While the scores are fairly high, Centrality closeness has a .96 correlation.  Simply using it as a proxy would work better than the models!

### Addendum

#### A function to help evaluate how big your network will be

In [40]:
def network_eval(df):
    start = time.time()
    network = nx.from_pandas_dataframe(df, 'primaryTitle', 'primaryName')
    net_time = time.time()
    print ('network created: ', time.time() - net_time)
    net_time = time.time()
    print ('network is connected: ',nx.is_connected(network))
    print ('edges: ', len(network.edges()))
    print ('nodes: ', len(network.nodes()))
    print ((time.time() - net_time), '\n')

    return network

In [41]:
network_eval(Top1000_actors)

network created:  0.0
network is connected:  False
edges:  24513
nodes:  13713
0.031249523162841797 



<networkx.classes.graph.Graph at 0x1d6a9740320>

#### Code to save and retrieve centrality measures
[Hat tip to this Stack Overflow Article](https://stackoverflow.com/questions/18114628/pickling-multiple-dictionaries/18115159)

In [14]:
MyDicts = [degCent, closeCent, between, p_rank]

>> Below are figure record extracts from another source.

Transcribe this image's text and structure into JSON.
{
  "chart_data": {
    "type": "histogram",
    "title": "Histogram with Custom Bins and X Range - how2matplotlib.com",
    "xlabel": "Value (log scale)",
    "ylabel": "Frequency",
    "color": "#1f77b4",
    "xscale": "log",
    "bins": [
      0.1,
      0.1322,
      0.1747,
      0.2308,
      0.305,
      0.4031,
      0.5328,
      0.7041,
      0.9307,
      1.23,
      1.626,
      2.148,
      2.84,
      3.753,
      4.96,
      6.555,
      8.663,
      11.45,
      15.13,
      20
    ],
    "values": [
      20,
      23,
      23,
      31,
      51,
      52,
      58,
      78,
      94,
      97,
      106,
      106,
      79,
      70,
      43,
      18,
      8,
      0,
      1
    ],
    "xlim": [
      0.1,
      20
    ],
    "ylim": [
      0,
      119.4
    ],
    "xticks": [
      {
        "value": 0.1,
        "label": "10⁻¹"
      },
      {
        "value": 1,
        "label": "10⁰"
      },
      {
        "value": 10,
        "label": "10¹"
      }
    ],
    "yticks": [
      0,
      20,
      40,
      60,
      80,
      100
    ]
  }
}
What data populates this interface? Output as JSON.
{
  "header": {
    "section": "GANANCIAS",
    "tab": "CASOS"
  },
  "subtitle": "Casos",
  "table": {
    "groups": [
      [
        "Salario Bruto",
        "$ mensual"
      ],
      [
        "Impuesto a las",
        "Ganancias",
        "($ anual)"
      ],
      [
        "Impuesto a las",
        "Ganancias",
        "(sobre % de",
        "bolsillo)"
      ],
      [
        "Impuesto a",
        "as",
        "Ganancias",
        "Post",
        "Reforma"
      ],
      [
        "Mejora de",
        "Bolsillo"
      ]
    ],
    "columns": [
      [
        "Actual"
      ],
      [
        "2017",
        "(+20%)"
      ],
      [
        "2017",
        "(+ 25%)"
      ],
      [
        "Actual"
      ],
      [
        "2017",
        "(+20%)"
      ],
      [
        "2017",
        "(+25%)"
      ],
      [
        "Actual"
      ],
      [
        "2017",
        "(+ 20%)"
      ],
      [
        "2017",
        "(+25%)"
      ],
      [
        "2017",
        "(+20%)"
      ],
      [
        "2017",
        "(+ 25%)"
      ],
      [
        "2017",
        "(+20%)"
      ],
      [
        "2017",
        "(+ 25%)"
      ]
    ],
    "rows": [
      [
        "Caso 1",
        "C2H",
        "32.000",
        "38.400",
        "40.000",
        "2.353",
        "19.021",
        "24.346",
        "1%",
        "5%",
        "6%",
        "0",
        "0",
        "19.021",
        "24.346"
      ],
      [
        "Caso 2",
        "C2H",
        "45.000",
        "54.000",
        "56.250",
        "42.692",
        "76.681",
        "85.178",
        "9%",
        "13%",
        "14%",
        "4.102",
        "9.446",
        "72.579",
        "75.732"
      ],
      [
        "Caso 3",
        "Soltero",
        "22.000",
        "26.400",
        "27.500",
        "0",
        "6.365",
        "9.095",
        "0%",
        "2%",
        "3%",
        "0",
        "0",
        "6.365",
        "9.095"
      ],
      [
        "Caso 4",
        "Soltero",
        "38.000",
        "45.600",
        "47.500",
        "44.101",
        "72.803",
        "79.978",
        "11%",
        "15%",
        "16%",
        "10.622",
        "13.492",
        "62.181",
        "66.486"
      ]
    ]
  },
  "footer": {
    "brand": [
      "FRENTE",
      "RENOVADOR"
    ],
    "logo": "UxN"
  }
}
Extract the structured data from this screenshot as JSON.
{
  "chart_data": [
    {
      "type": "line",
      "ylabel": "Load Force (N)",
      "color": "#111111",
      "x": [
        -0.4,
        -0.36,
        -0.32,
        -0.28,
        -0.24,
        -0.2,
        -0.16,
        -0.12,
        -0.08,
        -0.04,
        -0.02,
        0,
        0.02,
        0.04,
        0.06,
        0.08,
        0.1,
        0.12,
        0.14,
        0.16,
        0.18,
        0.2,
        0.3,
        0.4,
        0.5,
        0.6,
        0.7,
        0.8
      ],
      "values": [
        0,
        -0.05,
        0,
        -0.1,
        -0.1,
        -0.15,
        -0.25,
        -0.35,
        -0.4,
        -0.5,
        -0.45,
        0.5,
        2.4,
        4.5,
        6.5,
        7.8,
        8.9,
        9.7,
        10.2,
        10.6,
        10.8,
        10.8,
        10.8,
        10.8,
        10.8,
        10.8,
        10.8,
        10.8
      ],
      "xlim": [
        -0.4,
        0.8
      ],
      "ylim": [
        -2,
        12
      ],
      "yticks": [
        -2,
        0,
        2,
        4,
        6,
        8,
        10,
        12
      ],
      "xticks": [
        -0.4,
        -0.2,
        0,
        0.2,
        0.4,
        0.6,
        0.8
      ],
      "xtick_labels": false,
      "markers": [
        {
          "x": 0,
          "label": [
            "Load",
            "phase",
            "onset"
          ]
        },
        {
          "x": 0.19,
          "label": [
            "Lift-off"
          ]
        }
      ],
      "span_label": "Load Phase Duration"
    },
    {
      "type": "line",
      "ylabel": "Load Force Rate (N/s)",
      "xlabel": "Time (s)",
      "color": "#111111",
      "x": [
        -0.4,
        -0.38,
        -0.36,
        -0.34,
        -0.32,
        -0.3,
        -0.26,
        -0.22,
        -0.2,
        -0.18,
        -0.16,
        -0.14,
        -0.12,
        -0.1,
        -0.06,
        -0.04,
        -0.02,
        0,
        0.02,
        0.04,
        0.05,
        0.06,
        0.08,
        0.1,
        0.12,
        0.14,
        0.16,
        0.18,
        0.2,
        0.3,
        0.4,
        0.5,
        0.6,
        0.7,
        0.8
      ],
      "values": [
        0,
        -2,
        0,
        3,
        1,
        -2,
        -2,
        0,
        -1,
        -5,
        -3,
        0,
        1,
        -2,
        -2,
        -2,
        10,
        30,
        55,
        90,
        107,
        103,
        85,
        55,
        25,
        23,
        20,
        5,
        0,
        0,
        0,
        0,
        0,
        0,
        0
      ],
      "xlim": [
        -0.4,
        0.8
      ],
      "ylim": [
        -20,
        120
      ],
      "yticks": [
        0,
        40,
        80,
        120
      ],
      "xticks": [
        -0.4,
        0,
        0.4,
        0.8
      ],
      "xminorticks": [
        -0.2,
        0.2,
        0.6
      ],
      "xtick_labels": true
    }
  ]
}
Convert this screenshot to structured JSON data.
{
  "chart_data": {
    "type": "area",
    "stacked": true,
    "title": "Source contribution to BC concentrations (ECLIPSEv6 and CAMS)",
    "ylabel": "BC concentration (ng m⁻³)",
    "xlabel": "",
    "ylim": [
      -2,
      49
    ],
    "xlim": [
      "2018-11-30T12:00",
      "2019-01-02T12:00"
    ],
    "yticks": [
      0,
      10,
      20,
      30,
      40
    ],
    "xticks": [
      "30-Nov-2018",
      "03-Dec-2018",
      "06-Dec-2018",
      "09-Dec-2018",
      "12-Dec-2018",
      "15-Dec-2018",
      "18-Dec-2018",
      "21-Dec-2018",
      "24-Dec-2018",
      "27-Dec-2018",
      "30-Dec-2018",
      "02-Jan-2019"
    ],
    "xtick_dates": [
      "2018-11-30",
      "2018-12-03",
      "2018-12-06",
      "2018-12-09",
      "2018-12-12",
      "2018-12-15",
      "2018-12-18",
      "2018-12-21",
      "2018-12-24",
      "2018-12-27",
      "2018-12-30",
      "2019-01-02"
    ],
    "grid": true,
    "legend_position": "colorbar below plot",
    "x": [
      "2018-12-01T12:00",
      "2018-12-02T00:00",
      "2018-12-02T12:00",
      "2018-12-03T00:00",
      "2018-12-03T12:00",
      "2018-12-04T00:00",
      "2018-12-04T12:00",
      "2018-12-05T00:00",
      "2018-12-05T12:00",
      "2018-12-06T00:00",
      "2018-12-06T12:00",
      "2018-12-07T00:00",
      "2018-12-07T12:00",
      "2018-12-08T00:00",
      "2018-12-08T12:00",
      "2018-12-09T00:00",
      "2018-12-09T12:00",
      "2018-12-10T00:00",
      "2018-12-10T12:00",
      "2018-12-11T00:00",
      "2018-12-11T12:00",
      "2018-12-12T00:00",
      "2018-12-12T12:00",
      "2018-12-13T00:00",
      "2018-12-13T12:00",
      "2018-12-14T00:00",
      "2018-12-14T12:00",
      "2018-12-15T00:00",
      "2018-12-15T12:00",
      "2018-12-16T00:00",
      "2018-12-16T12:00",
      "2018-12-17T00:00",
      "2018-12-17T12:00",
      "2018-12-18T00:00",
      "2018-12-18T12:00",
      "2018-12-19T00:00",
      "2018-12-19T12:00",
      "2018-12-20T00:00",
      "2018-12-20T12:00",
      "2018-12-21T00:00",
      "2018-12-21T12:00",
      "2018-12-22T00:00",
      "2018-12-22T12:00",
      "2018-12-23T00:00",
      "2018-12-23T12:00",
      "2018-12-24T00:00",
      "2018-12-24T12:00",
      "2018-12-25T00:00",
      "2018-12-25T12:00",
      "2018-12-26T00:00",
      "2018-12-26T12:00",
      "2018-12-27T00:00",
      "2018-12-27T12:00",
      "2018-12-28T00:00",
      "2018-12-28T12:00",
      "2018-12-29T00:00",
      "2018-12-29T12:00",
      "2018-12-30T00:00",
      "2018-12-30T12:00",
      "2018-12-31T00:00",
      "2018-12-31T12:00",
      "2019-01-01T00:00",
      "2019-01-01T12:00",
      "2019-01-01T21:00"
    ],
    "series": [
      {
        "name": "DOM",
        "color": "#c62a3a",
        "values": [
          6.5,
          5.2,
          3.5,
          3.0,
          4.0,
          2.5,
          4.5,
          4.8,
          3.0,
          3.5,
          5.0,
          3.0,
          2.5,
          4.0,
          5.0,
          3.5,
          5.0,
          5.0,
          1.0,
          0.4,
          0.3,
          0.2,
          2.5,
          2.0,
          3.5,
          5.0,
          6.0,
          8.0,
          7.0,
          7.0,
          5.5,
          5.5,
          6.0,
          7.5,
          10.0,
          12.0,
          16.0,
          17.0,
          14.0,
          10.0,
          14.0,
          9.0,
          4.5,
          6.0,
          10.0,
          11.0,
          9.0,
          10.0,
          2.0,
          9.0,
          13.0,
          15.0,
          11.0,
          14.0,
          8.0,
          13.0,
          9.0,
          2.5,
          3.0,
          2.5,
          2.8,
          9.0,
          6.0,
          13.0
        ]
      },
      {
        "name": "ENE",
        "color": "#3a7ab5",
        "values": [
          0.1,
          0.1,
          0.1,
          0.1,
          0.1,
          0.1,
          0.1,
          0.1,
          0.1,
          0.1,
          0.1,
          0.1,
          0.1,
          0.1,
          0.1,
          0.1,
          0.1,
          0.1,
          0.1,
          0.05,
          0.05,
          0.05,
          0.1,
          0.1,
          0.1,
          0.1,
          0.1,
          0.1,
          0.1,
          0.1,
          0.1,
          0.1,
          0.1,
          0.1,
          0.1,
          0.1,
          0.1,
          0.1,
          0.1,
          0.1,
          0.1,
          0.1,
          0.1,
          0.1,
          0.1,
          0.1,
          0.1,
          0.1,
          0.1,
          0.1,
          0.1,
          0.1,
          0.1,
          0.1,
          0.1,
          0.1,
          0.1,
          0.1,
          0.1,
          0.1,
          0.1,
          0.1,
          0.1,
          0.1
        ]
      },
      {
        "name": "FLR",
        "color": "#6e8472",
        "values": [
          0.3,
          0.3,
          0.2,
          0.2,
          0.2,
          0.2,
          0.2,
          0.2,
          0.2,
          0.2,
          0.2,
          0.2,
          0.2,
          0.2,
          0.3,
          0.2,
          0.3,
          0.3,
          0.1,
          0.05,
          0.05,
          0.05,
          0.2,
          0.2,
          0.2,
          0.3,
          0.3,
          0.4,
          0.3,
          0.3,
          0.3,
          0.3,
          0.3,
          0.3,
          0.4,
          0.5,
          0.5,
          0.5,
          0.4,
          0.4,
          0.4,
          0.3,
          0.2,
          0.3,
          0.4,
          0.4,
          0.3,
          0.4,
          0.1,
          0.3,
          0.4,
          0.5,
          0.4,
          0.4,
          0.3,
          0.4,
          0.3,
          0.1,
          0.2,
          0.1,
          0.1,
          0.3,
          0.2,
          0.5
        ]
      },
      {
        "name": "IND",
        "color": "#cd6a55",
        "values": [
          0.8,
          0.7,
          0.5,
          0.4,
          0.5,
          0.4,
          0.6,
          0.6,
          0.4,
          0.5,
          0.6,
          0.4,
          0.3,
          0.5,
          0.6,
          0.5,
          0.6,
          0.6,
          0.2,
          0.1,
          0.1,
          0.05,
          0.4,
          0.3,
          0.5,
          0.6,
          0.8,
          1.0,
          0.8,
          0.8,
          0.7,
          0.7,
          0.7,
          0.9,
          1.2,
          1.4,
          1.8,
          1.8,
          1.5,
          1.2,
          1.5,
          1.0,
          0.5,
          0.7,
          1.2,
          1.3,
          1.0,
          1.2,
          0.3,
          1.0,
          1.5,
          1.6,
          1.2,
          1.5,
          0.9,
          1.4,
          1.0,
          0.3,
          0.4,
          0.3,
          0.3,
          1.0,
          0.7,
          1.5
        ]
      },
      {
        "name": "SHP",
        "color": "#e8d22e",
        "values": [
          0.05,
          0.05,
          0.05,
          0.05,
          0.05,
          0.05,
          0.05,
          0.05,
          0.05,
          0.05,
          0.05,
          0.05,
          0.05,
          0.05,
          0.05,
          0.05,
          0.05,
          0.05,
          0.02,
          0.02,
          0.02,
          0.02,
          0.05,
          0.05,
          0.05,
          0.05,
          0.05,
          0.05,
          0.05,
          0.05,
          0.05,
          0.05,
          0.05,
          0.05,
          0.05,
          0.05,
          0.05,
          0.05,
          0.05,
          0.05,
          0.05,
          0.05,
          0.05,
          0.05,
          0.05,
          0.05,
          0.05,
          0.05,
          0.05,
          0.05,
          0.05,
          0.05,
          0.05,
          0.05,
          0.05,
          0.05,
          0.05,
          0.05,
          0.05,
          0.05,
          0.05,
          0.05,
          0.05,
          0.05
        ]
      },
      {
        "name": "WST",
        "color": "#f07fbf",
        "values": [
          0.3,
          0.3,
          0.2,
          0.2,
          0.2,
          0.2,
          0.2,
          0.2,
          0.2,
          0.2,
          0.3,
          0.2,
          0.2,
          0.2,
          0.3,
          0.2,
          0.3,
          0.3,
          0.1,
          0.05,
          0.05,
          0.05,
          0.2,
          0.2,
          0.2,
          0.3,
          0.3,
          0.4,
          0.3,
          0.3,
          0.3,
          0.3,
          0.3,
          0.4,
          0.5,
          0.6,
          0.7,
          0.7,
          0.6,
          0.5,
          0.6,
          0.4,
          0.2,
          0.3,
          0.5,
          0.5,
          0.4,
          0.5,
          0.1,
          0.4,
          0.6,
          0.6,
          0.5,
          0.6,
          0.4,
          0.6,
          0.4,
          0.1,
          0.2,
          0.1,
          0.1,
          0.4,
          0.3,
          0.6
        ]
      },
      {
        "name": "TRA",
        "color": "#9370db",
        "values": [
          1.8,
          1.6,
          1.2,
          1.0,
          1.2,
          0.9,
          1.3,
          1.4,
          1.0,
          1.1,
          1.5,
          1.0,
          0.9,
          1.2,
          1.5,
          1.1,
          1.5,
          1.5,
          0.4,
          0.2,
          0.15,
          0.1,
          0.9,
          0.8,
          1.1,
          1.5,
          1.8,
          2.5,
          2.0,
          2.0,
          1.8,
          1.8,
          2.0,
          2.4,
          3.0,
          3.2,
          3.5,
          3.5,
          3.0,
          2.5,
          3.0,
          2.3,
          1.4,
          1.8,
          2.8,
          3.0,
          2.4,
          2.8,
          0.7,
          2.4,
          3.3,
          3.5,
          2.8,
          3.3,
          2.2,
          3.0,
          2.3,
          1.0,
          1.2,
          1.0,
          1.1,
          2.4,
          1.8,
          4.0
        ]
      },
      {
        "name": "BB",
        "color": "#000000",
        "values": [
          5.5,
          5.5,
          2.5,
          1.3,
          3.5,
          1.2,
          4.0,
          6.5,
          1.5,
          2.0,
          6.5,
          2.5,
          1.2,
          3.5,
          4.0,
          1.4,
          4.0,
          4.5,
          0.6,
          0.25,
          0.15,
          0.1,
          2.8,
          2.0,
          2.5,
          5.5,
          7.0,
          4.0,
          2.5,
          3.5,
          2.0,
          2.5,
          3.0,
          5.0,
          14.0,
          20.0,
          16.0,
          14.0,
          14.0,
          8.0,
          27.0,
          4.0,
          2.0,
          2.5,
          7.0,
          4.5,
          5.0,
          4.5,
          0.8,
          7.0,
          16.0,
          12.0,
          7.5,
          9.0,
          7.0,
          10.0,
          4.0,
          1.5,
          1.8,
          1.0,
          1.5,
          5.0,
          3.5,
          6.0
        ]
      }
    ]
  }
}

outputFile = open( "myDicts.txt", "w")
outputFile.write(str(MyDicts))
outputFile.flush()
outputFile.close()

In [15]:
import ast

inputFile = open( "myDicts.txt", "r")
lines = inputFile.readlines()

objects = []
for line in lines:
    objects.append( ast.literal_eval(line))

degCent, closeCent, between,p_rank  = objects[0][0], objects[0][1], objects[0][2], objects[0][3]

#### IMDbPY

IMDB also has it's own Python library.  [Docs can be found here](https://imdbpy.readthedocs.io/en/latest/#). It even has a function to allow searches of titles by keyword.  I considered using it but after some data exploration, I decide against it.

In [43]:
from imdb import IMDb
ia = IMDb()
zombie_movies = ia.get_keyword('zombie')

First of all it only returns the top 50 per category:

In [44]:
len(zombie_movies)

50

And then there is this:

In [46]:
for movie in zombie_movies:
    if movie['title'] == 'Wreck-It Ralph':
        print ('Wreck-It Ralph is a Zombie Movie!')

Wreck-It Ralph is a Zombie Movie!


I don't watch a lot of kids movies, but somehow I think that is not right.  Moral of the story, be sure to check any data before using.